The gunner turns my head for me and yells right in my ear.
“Affirmative!” he says.
I return to my seat and nod to Bob. I collect my backpack and rifle as Bob and everyone else unbuckles. I exit via the loading ramp, which, I discover, isn’t all the way down. After a short free-fall, I land in Ramadi.
Ramadi is a red chem light attached to a fire extinguisher. I walk toward it and into the rotor wash, which twists my rifle on its sling and tosses the contents of my backpack to one side. Meanwhile, my collar lifts out from under my bulletproof vest and whacks me in the eye. Streaming tears, I make unsteady progress toward the chem light, until a soldier stops me with two palms to my chest.
“Don’t move!” he says.
He turns on a lamp that hangs by a strap around his neck. By this light, he reads my nametag and checks me off on a clipboard.
“Stay here!” he says. Then he goes to stop the next passenger, and the next, and so on.
As the soldier performs this duty, a forklift carries the first load of ammunition away from the helicopter, and its headlights illuminate a guy taking a whiz.
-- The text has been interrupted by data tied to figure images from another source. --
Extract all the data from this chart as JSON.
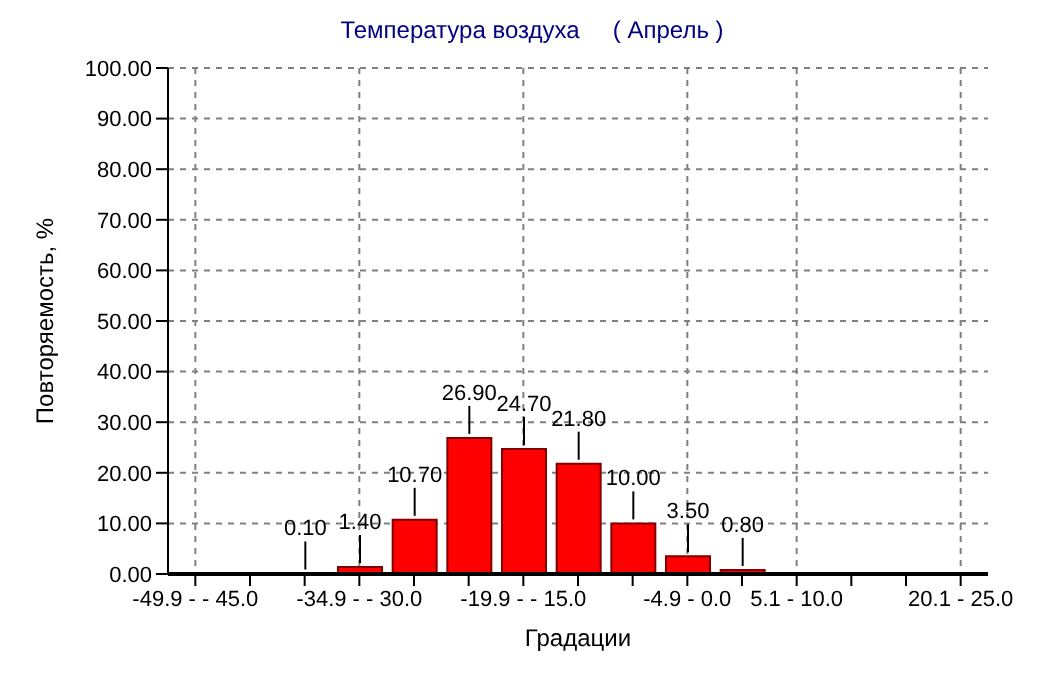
{
  "chart_data": {
    "type": "bar",
    "title": "Температура воздуха     ( Апрель )",
    "xlabel": "Градации",
    "ylabel": "Повторяемость, %",
    "categories": [
      "-49.9 -  - 45.0",
      null,
      null,
      "-34.9 -  - 30.0",
      null,
      null,
      "-19.9 -  - 15.0",
      null,
      null,
      "-4.9 - 0.0",
      null,
      "5.1 - 10.0",
      null,
      null,
      "20.1 - 25.0"
    ],
    "values": [
      0,
      0,
      0.1,
      1.4,
      10.7,
      26.9,
      24.7,
      21.8,
      10.0,
      3.5,
      0.8,
      0,
      0,
      0,
      0
    ],
    "value_labels": [
      null,
      null,
      "0.10",
      "1.40",
      "10.70",
      "26.90",
      "24.70",
      "21.80",
      "10.00",
      "3.50",
      "0.80",
      null,
      null,
      null,
      null
    ],
    "color": "#ff0000",
    "ylim": [
      0,
      100
    ],
    "yticks": [
      {
        "value": 0,
        "label": "0.00"
      },
      {
        "value": 10,
        "label": "10.00"
      },
      {
        "value": 20,
        "label": "20.00"
      },
      {
        "value": 30,
        "label": "30.00"
      },
      {
        "value": 40,
        "label": "40.00"
      },
      {
        "value": 50,
        "label": "50.00"
      },
      {
        "value": 60,
        "label": "60.00"
      },
      {
        "value": 70,
        "label": "70.00"
      },
      {
        "value": 80,
        "label": "80.00"
      },
      {
        "value": 90,
        "label": "90.00"
      },
      {
        "value": 100,
        "label": "100.00"
      }
    ],
    "grid": true
  }
}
Apparently, the guy is standing right where the forklift wants to go. He’s making bubbles in the crushed gravel there. Meanwhile, the helicopter is waiting, which means the war is waiting. The pisser must know this.
The forklift turns to find a new spot to unload the ammunition, and its headlights sweep the other passengers and me. I see that the soldier with the clipboard has inadvertently stopped us in a patrol formation. This fact, plus the distortion of our faces when lit from below, reminds me of the Korean War Memorial. We might as well be bronzed. Then the soldier with the clipboard says something to the last person in formation, which gets curled up in an eddy of rotor wash and delivered to my ear: Welcome to the war.